After two weeks and fourteen games of cricket in the 2013 Champions Trophy, there are two teams left standing to contest the 99th and last match of this tournament, which first began as a knock-out competition in 1998. Hosts England and world ODI champions India will lock horns at Edgbaston this Sunday hoping to lay hands on the second-most coveted international 50-overs trophy.
While India have been unbeaten so far, having recorded convincing group stage wins over South Africa, West Indies and Pakistan followed by an equally dominating performance over Sri Lanka in the semi-final yesterday, England had a blip when they failed to defend a big score against Sri Lanka in the group stage, the loss sandwiched between victories against Australia and New Zealand which were enough to see them through to the semi-final, where they signalled their intent by beating South Africa in a canter.
India’s march to the final has been quite surprising, given that of late, they have flattered to deceive when it comes to playing in alien conditions, especially in England, where they were steamrolled in both the Test series and the ODI’s in 2011. However, the current ODI team have shown renewed zeal, which had been missing ever since India lifted the 2011 World Cup. Struggling senior players have been rightly sidelined and replaced with those who truly deserve to be in the squad. The selectors were repeatedly panned for not taking bold steps after India lost at home to England in the Test series and to Pakistan in the ODI series, but at last some gumption has been shown on their part and the results are here to see.
India’s biggest success story has been Shikhar Dhawan. The 27-year old Delhi southpaw, who stormed into Test cricket with a blitzing knock against Australia in March, has continued his rich vein of form into the Champions Trophy, and has been a godsend for the team in relation the opening slot, which was an area of deep concern to the think-tank until recently. Even if he fails in the final, he is a strong candidate for being the player of the tournament. His starts at the top along with the talented but inconsistent Rohit Sharma – who has also found the opening position to his liking – have been pivotal in ensuring that the good work of the bowlers has not been wasted. Another player who appears to be improving with every game is Bhuvaneshwar Kumar. The lanky medium pacer’s ability to swing the ball both ways has led to him taking key wickets at the top while maintaining an impressive economy rate, and has risen to become India’s pace spearhead just six months after his debut. Ravindra Jadeja’s stifling spin bowling and the side’s sudden transformation into a high-class fielding side have also contributed to the India’s unbeaten run thus far.

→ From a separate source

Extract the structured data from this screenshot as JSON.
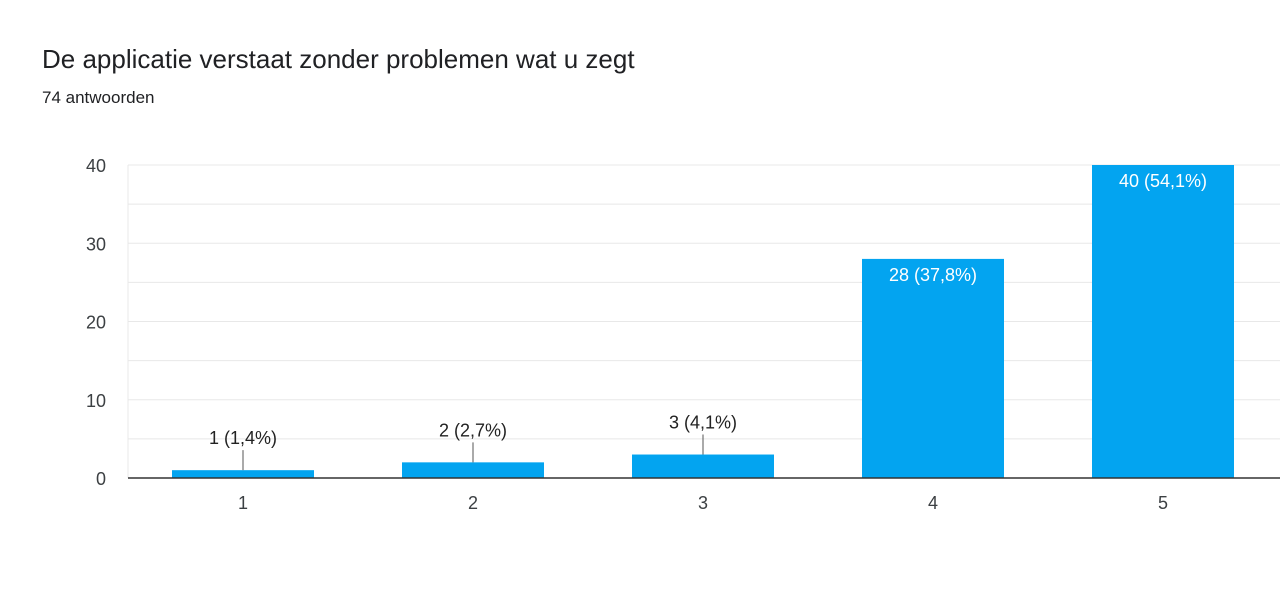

On the other hand, hosts England will come into the final as the only top team not to have won an ICC 50-overs tournament. Over the last couple of years, England have developed into a solid ODI team and at present are a much more improved unit than they have ever been since they pioneered one-day cricket more than four decades ago. Even in the absence of Kevin Pietersen, England have exploited familiar conditions, with the main performers being Jonathan Trott and James Anderson. Trott has made a mockery of those who consider his batting as ‘slow’ and ‘unattractive’ by churning out vital knocks at a strike rate of close to 90. His presence in the middle order in combination with England’s latest talent Joe Root have ensured that the team has not found wanting while batting in testing situations.
In the bowling department, spearhead James Anderson’s form is sure to worry the Australians ahead of the Ashes. He was outstanding against New Zealand and South Africa, and has found support from the under-rated off-spinner James Tredwell. Anderson, who has been bowling quite splendidly this summer, has given England the sort of value that someone like Dale Steyn brings to South Africa, and quite a lot will depend upon his bowling spells in the final. The rest of the bowling attack has blown hot and cold though, and over-dependence on Anderson may prove costly against the in-form Indian top-order. Besides giving England their first major ODI title, a win will also put them in a very confident state of mind with the Ashes around the corner, though that is not to say that the focus of the team can afford to be shifted.
India have had two famous ODI successes in England – first when they won the 1983 World Cup and later the 2002 NatWest Tri Series, both at Lord’s, and at both times defying the odds. This is an opportunity to add to that list and also seal their status as the top-ranked ODI side. Whereas England have their best possible chance to win a rare title – the last time they came this close was when they finished runners up in the 2004 Champions Trophy, also at home.